A cautionary indictment as much about the destructive direction society is headed these days as what’s happening with movies, Death Race spouts foreboding prophesies about the future that could already be closing in on us. Director Paul W.S. Anderson (Resident Evil) updates Roger Corman’s 1975 homo sapien roadkill romp, Death Race 2000, but now humans are less gullible exploited participants in their own demise, than rabid accomplices to giddy post-modern celebratory online snuff.
And while subversive shlockmeister Corman’s 1975 original was a kind of cultural collateral damage crafted as blowback from the Vietnam War, Death Race relocates to a vast 2015 industrial wasteland, where the economy is into radical free fall. And even the greedy corporations overseeing privatized prisons are experiencing diminishing returns, despite warehousing millions as they do (nearly 2 1/2 million and increasing by one thousand a week in the here and now) in capitalist captivity.
And grasping at alternative means to heap continuing escalating profits, one such detention complex ruled over by dreaded, deceptively prim, icy dragon lady, Warden Hennessey (Joan Allen) has embarked on a high body count, high money return series of gladatorial car races to the death, with the last inmate standing to be rewarded with an early prison release. Well, maybe.
But running out of capable, expendable humans to steer these high attrition rate fatal crashes for a bloodthirsty but easily bored online subscriber public, the penitentiary conspires to kidnap unemployed, former professional racer Jensen (Jason Statham) in a more than elaborate scheme, by framing him for a murder that lands him in the slammer. And while the cons are set against one another, the better for the authorities to control and exploit all of them, as likewise devastatingly depicted in Felon, a rebellious solidarity emerges. Including an inhouse low-testosterone, high IQ techie geek squad presided over by Coach (Ian McShane), and as fairy god felons of sorts, protecting Jensen along the way.
But social commentary touching on the connection of greed and war, and character conflict along with sexed up female con backseat drivers, is thin pretext for the incessant, at times visually surreal but mostly oppressive heavy metal havoc orgy of war machine, napalm shooting designer macho-mobile boy toy vehicular homicide.
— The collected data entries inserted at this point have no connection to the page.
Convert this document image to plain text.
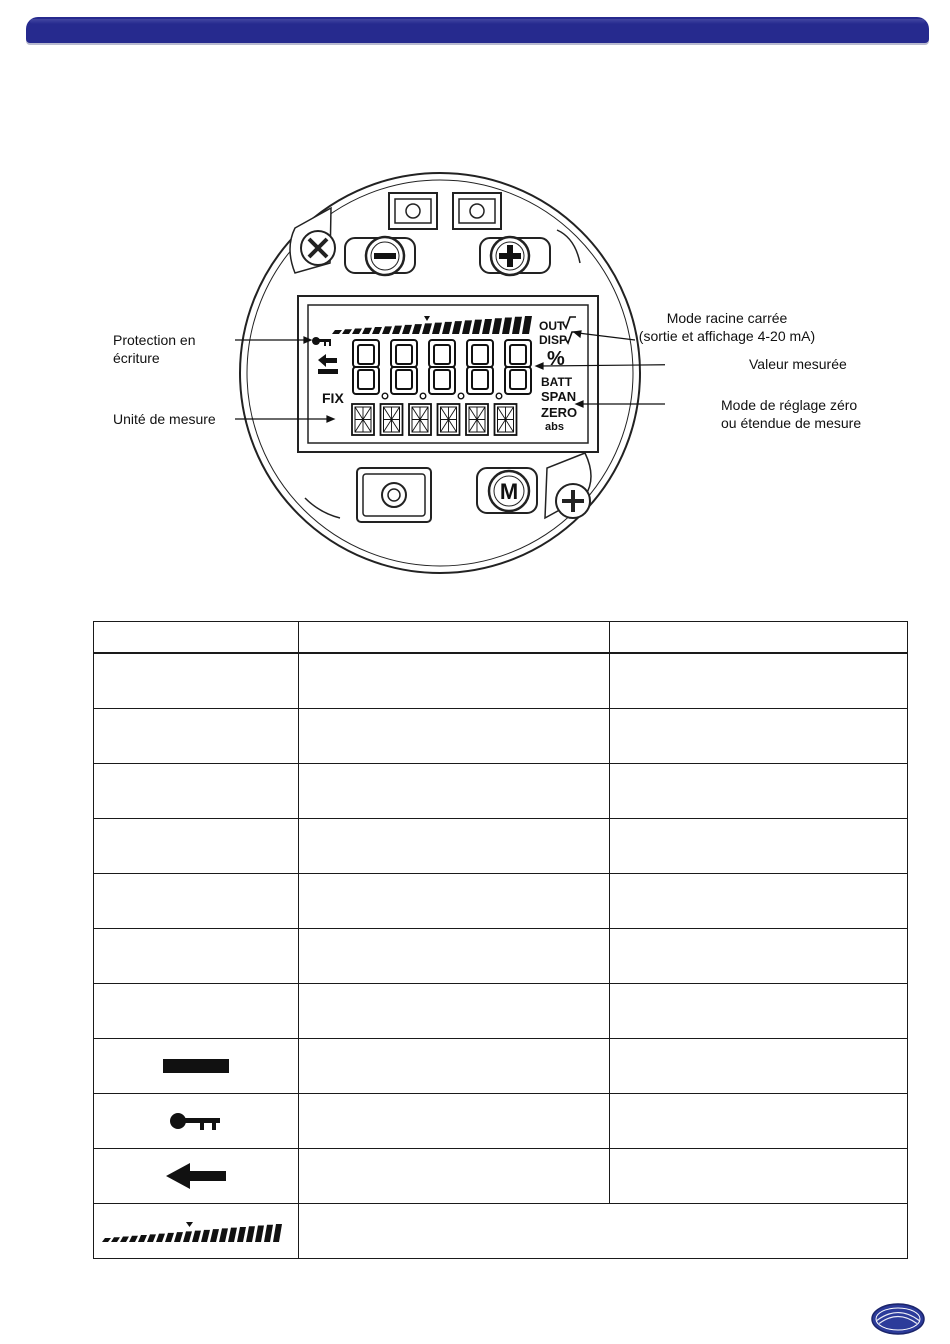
FIX
OUT
DISP
%
BATT
SPAN
ZERO
abs
M
Protection en
écriture
Unité de mesure
Mode racine carrée
(sortie et affichage 4-20 mA)
Valeur mesurée
Mode de réglage zéro
ou étendue de mesure
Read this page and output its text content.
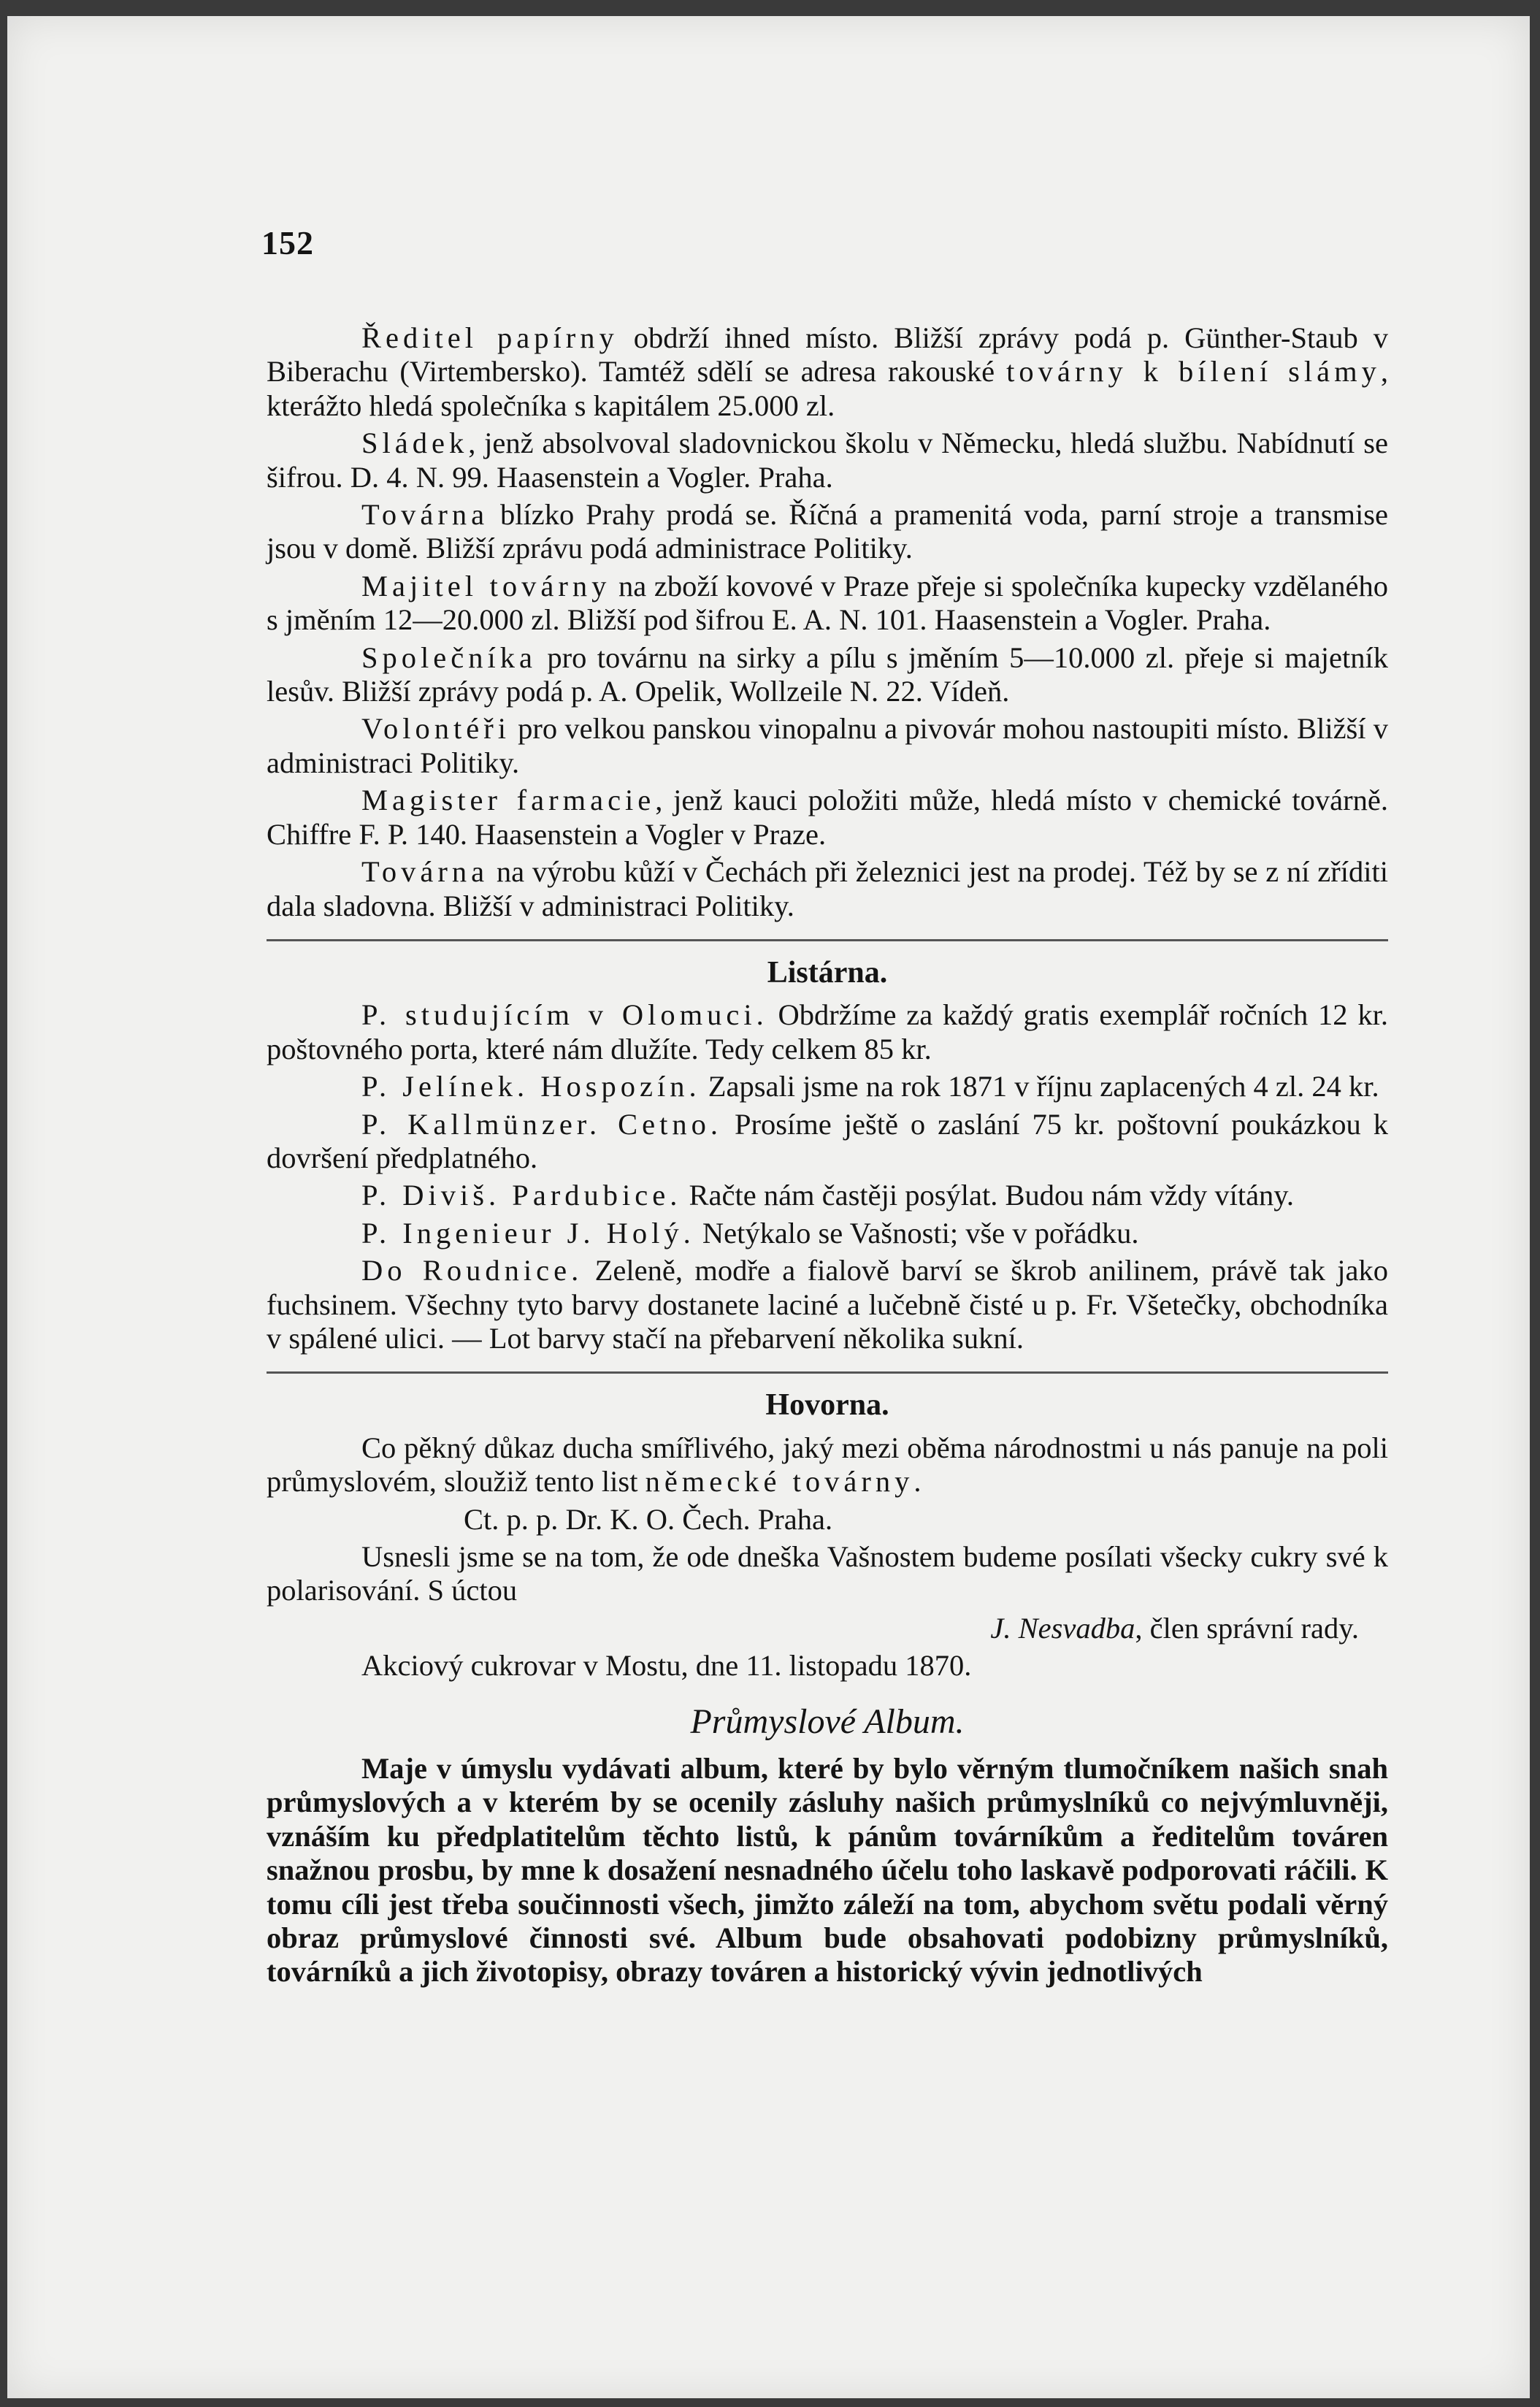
152

Ředitel papírny obdrží ihned místo. Bližší zprávy podá p. Günther-Staub v Biberachu (Virtembersko). Tamtéž sdělí se adresa rakouské továrny k bílení slámy, kterážto hledá společníka s kapitálem 25.000 zl.

Sládek, jenž absolvoval sladovnickou školu v Německu, hledá službu. Nabídnutí se šifrou. D. 4. N. 99. Haasenstein a Vogler. Praha.

Továrna blízko Prahy prodá se. Říčná a pramenitá voda, parní stroje a transmise jsou v domě. Bližší zprávu podá administrace Politiky.

Majitel továrny na zboží kovové v Praze přeje si společníka kupecky vzdělaného s jměním 12—20.000 zl. Bližší pod šifrou E. A. N. 101. Haasenstein a Vogler. Praha.

Společníka pro továrnu na sirky a pílu s jměním 5—10.000 zl. přeje si majetník lesův. Bližší zprávy podá p. A. Opelik, Wollzeile N. 22. Vídeň.

Volontéři pro velkou panskou vinopalnu a pivovár mohou nastoupiti místo. Bližší v administraci Politiky.

Magister farmacie, jenž kauci položiti může, hledá místo v chemické továrně. Chiffre F. P. 140. Haasenstein a Vogler v Praze.

Továrna na výrobu kůží v Čechách při železnici jest na prodej. Též by se z ní zříditi dala sladovna. Bližší v administraci Politiky.

Listárna.

P. studujícím v Olomuci. Obdržíme za každý gratis exemplář ročních 12 kr. poštovného porta, které nám dlužíte. Tedy celkem 85 kr.

P. Jelínek. Hospozín. Zapsali jsme na rok 1871 v říjnu zaplacených 4 zl. 24 kr.

P. Kallmünzer. Cetno. Prosíme ještě o zaslání 75 kr. poštovní poukázkou k dovršení předplatného.

P. Diviš. Pardubice. Račte nám častěji posýlat. Budou nám vždy vítány.

P. Ingenieur J. Holý. Netýkalo se Vašnosti; vše v pořádku.

Do Roudnice. Zeleně, modře a fialově barví se škrob anilinem, právě tak jako fuchsinem. Všechny tyto barvy dostanete laciné a lučebně čisté u p. Fr. Všetečky, obchodníka v spálené ulici. — Lot barvy stačí na přebarvení několika sukní.

Hovorna.

Co pěkný důkaz ducha smířlivého, jaký mezi oběma národnostmi u nás panuje na poli průmyslovém, sloužiž tento list německé továrny.

Ct. p. p. Dr. K. O. Čech. Praha.

Usnesli jsme se na tom, že ode dneška Vašnostem budeme posílati všecky cukry své k polarisování. S úctou

J. Nesvadba, člen správní rady.

Akciový cukrovar v Mostu, dne 11. listopadu 1870.

Průmyslové Album.

Maje v úmyslu vydávati album, které by bylo věrným tlumočníkem našich snah průmyslových a v kterém by se ocenily zásluhy našich průmyslníků co nejvýmluvněji, vznáším ku předplatitelům těchto listů, k pánům továrníkům a ředitelům továren snažnou prosbu, by mne k dosažení nesnadného účelu toho laskavě podporovati ráčili. K tomu cíli jest třeba součinnosti všech, jimžto záleží na tom, abychom světu podali věrný obraz průmyslové činnosti své. Album bude obsahovati podobizny průmyslníků, továrníků a jich životopisy, obrazy továren a historický vývin jednotlivých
Rendering this ride strictly for speedway spectator junkies to begin with, and love of the sport a must. Though with the irony of Hollywood reaping the profits of ever more creative movie murder to delight those easily bored viewers, who gets the last laugh may not even be in question.
Universal Home Entertainment
DVD Features: Feature Commentary With Director Paul W.S. Anderson And Producer Jeremy Bolt; Start Your Engines: Making Of Death Race’; Behind the Wheel: Dissecting the Stunts.